The risk for retail media is that campaigns become too transactional and lose the emotional resonance that makes sporting advertising effective in the first place. Retail media excels at precision targeting, but sport is fundamentally about shared cultural emotion. Brands that reduce the World Cup to personalised discounting may miss the point entirely.
There is also the issue of geography. The World Cup’s retail media impact will not be evenly distributed globally. Engagement intensity around previous tournaments has been highest in Africa, Latin America and the Middle East and North Africa, according to WARC data. Yet many retail media ecosystems in those regions remain relatively immature compared with North America and Western Europe.
This creates an interesting paradox. Some of the world’s most passionate football audiences exist in regions where retail media infrastructure is still developing. In Latin America, mobile-first commerce and social commerce are likely to play a much larger role than traditional retailer-owned advertising networks. In Africa and MENA, messaging platforms, mobile money ecosystems and telecom-led commerce may become more important than conventional ecommerce marketplaces.

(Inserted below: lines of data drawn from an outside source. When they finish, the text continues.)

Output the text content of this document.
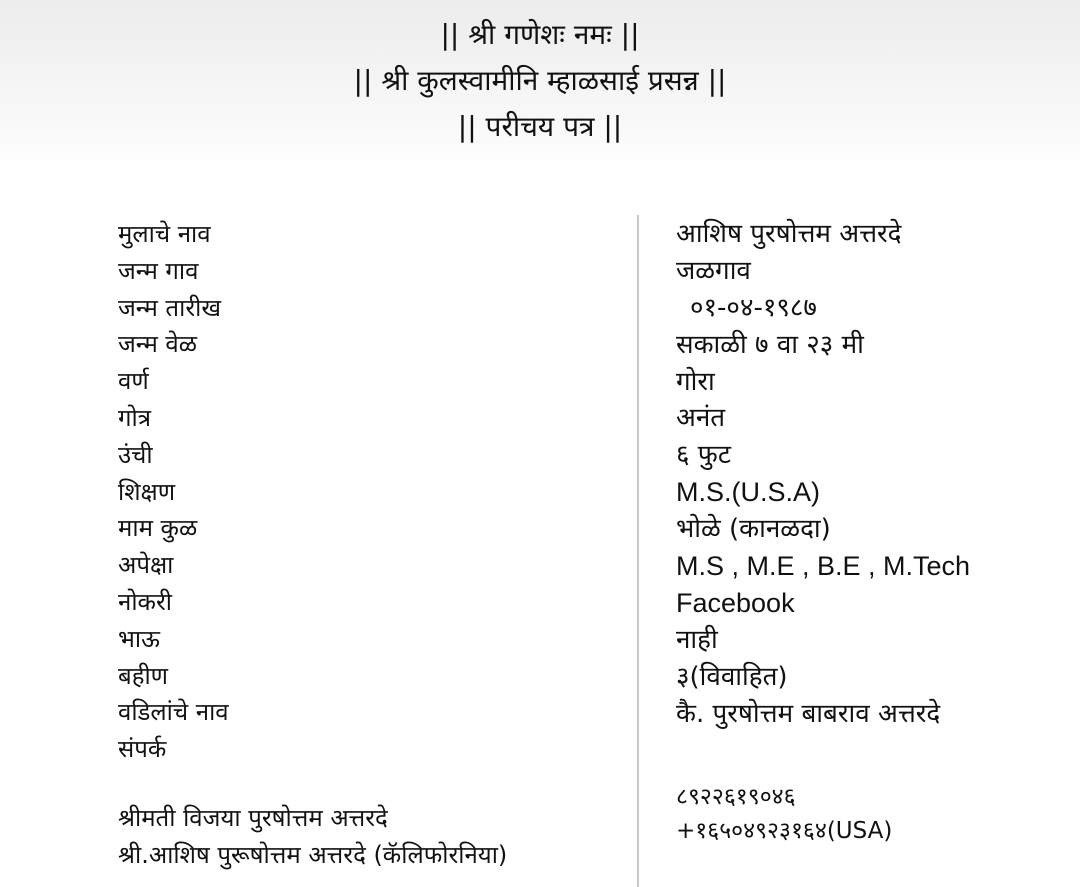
|| श्री गणेशः नमः ||
|| श्री कुलस्वामीनि म्हाळसाई प्रसन्न ||
|| परीचय पत्र ||
मुलाचे नाव
जन्म गाव
जन्म तारीख
जन्म वेळ
वर्ण
गोत्र
उंची
शिक्षण
माम कुळ
अपेक्षा
नोकरी
भाऊ
बहीण
वडिलांचे नाव
संपर्क
आशिष पुरषोत्तम अत्तरदे
जळगाव
०१-०४-१९८७
सकाळी ७ वा २३ मी
गोरा
अनंत
६ फुट
M.S.(U.S.A)
भोळे (कानळदा)
M.S , M.E , B.E , M.Tech
Facebook
नाही
३(विवाहित)
कै. पुरषोत्तम बाबराव अत्तरदे
श्रीमती विजया पुरषोत्तम अत्तरदे
श्री.आशिष पुरूषोत्तम अत्तरदे (कॅलिफोरनिया)
८९२२६१९०४६
+१६५०४९२३१६४(USA)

Meanwhile, the US market could see the biggest commercial gains despite football historically being less culturally dominant there than elsewhere. The combination of advanced retail media infrastructure, sophisticated CTV ecosystems and massive ecommerce penetration creates ideal conditions for monetisation.
A non-endemic opportunity?
This is particularly important for non-endemic advertisers. Historically, World Cup marketing was dominated by beverages, fast food, sportswear and automotive brands. But retail media dramatically broadens the field. Financial services, travel companies, consumer electronics firms, telecoms providers and even B2B brands now have access to audience targeting tied directly to commerce behaviour.

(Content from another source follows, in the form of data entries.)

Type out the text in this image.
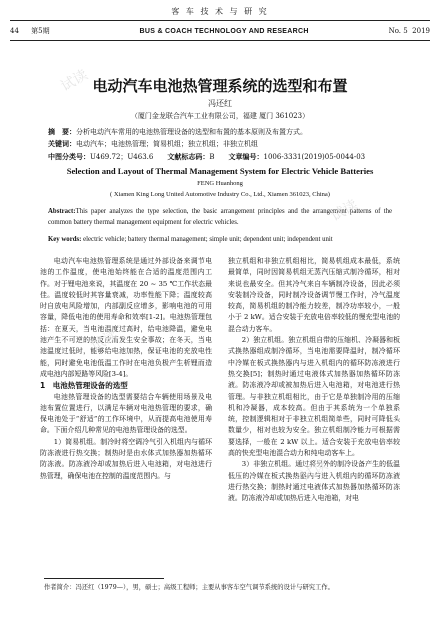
客 车 技 术 与 研 究
44 第5期	BUS & COACH TECHNOLOGY AND RESEARCH	No. 5 2019
电动汽车电池热管理系统的选型和布置
冯还红
（厦门金龙联合汽车工业有限公司，福建 厦门 361023）
摘　要：分析电动汽车常用的电池热管理设备的选型和布置的基本原则及布置方式。
关键词：电动汽车；电池热管理；简易机组；独立机组；非独立机组
中图分类号：U469.72；U463.6 文献标志码：B 文章编号：1006-3331(2019)05-0044-03
Selection and Layout of Thermal Management System for Electric Vehicle Batteries
FENG Huanhong
( Xiamen King Long United Automotive Industry Co., Ltd., Xiamen 361023, China)
Abstract:This paper analyzes the type selection, the basic arrangement principles and the arrangement patterns of the common battery thermal management equipment for electric vehicles.
Key words: electric vehicle; battery thermal management; simple unit; dependent unit; independent unit

电动汽车电池热管理系统是通过外部设备来调节电池的工作温度，使电池始终能在合适的温度范围内工作。对于锂电池来说，其温度在 20 ~ 35 ℃工作状态最佳。温度较低时其容量衰减，功率性能下降；温度较高时自放电风险增加，内部副反应增多，影响电池的可用容量，降低电池的使用寿命和效率[1-2]。电池热管理包括：在夏天，当电池温度过高时，给电池降温，避免电池产生不可逆的热反应而发生安全事故；在冬天，当电池温度过低时，能够给电池加热，保证电池的充放电性能，同时避免电池低温工作时在电池负极产生析锂而造成电池内部短路等风险[3-4]。

1　电池热管理设备的选型

电池热管理设备的选型需要结合车辆使用场景及电池布置位置进行，以满足车辆对电池热管理的要求，确保电池处于“舒适”的工作环境中，从而提高电池使用寿命。下面介绍几种常见的电池热管理设备的选型。

1）简易机组。制冷时将空调冷气引入机组内与循环防冻液进行热交换；制热时是由水体式加热器加热循环防冻液。防冻液冷却或加热后进入电池箱，对电池进行热管理，确保电池在控制的温度范围内。与

独立机组和非独立机组相比，简易机组成本最低，系统最简单，同时因简易机组无蒸汽压缩式制冷循环，相对来说也最安全。但其冷气来自车辆制冷设备，因此必须安装制冷设备，同时制冷设备调节慢工作时，冷气温度较高，简易机组的制冷能力较差，制冷功率较小，一般小于 2 kW。适合安装于充放电倍率较低的慢充型电池的混合动力客车。

2）独立机组。独立机组自带的压缩机、冷凝器和板式换热器组成制冷循环，当电池需要降温时，制冷循环中冷媒在板式换热器内与进入机组内的循环防冻液进行热交换[5]；制热时通过电液体式加热器加热循环防冻液。防冻液冷却或被加热后进入电池箱，对电池进行热管理。与非独立机组相比，由于它是单独制冷用的压缩机和冷凝器，成本较高。但由于其系统为一个单独系统，控制逻辑相对于非独立机组简单些，同时可降低头数量少，相对也较为安全。独立机组制冷能力可根据需要选择，一般在 2 kW 以上。适合安装于充放电倍率较高的快充型电池混合动力和纯电动客车上。

3）非独立机组。通过将另外的制冷设备产生的低温低压的冷媒在板式换热器内与进入机组内的循环防冻液进行热交换；制热时通过电液体式加热器加热循环防冻液。防冻液冷却或加热后进入电池箱，对电

作者简介：冯还红（1979—），男，硕士；高级工程师；主要从事客车空气调节系统的设计与研究工作。
试读
试读
试读
试读
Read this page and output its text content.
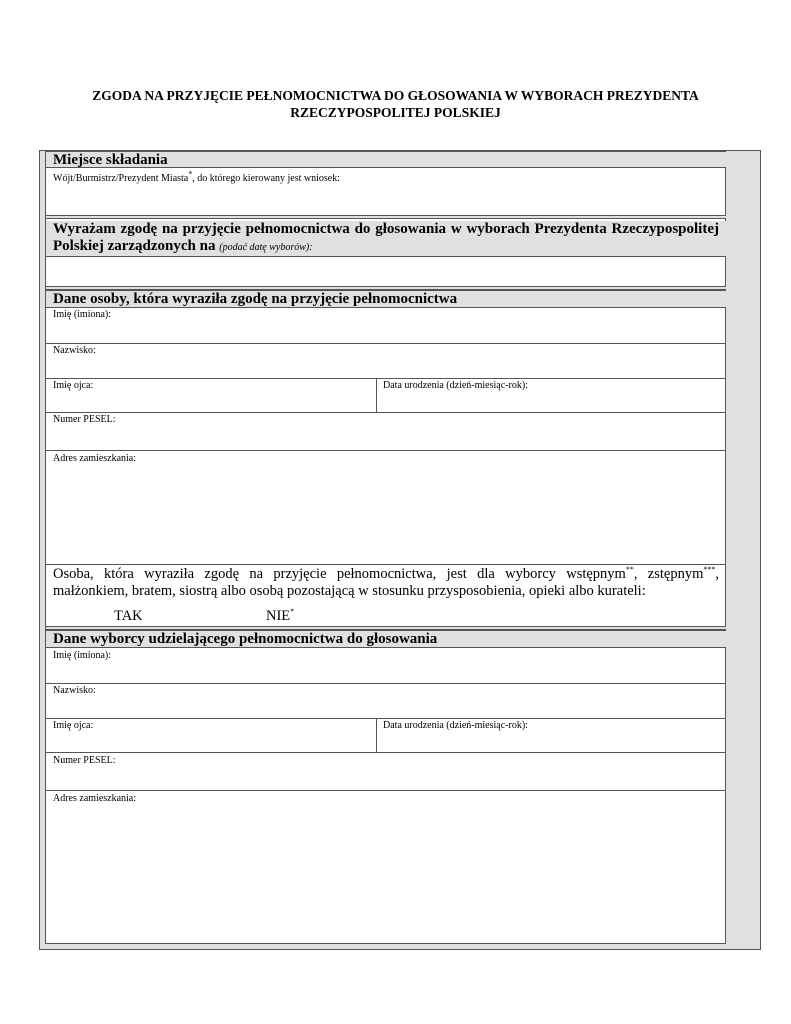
ZGODA NA PRZYJĘCIE PEŁNOMOCNICTWA DO GŁOSOWANIA W WYBORACH PREZYDENTA
RZECZYPOSPOLITEJ POLSKIEJ
Miejsce składania
Wójt/Burmistrz/Prezydent Miasta*, do którego kierowany jest wniosek:
Wyrażam zgodę na przyjęcie pełnomocnictwa do głosowania w wyborach Prezydenta Rzeczypospolitej Polskiej zarządzonych na (podać datę wyborów):
Dane osoby, która wyraziła zgodę na przyjęcie pełnomocnictwa
Imię (imiona):
Nazwisko:
Imię ojca:	Data urodzenia (dzień-miesiąc-rok):
Numer PESEL:
Adres zamieszkania:
Osoba, która wyraziła zgodę na przyjęcie pełnomocnictwa, jest dla wyborcy wstępnym**, zstępnym***, małżonkiem, bratem, siostrą albo osobą pozostającą w stosunku przysposobienia, opieki albo kurateli:
TAK	NIE*
Dane wyborcy udzielającego pełnomocnictwa do głosowania
Imię (imiona):
Nazwisko:
Imię ojca:	Data urodzenia (dzień-miesiąc-rok):
Numer PESEL:
Adres zamieszkania:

That diversification could drive huge growth for retail media operators. But it may also create casualties elsewhere in the advertising ecosystem. Traditional linear television will continue losing share outside the live matches themselves. Generic display advertising may struggle as brands prioritise measurable commerce outcomes. Even some forms of paid social could suffer as advertisers redirect budgets towards environments with stronger first-party data and clearer attribution.
Smaller retail media networks may also find themselves squeezed. The World Cup favours scale, global reach and integrated data ecosystems. Large players such as Amazon, Walmart and Instacart can offer advertisers omnichannel campaigns spanning onsite, offsite, streaming and in-store inventory. Smaller networks may struggle to compete for global tournament budgets unless they aggregate inventory or specialise heavily by region or category.
Ultimately, the 2026 World Cup could become retail media’s defining maturity test. For years, the sector has benefited from ecommerce growth, privacy changes and the collapse of third-party cookies. But major global sporting events demand something different. They require emotional storytelling, real-time responsiveness, global coordination and the ability to merge brand-building with measurable commerce outcomes.
If retail media networks can deliver that combination, then the World Cup becomes a boom not just for revenue, but for legitimacy. If they cannot, then the tournament may expose that parts of the industry remain stuck in a narrow performance-marketing mindset while the wider advertising world evolves around them.
The likely outcome is that the biggest, most sophisticated retail media operators emerge from 2026 stronger than ever, while weaker networks struggle to justify their place in an increasingly crowded market. Either way, by the final whistle in July 2026, retail media will look very different from how it entered the tournament.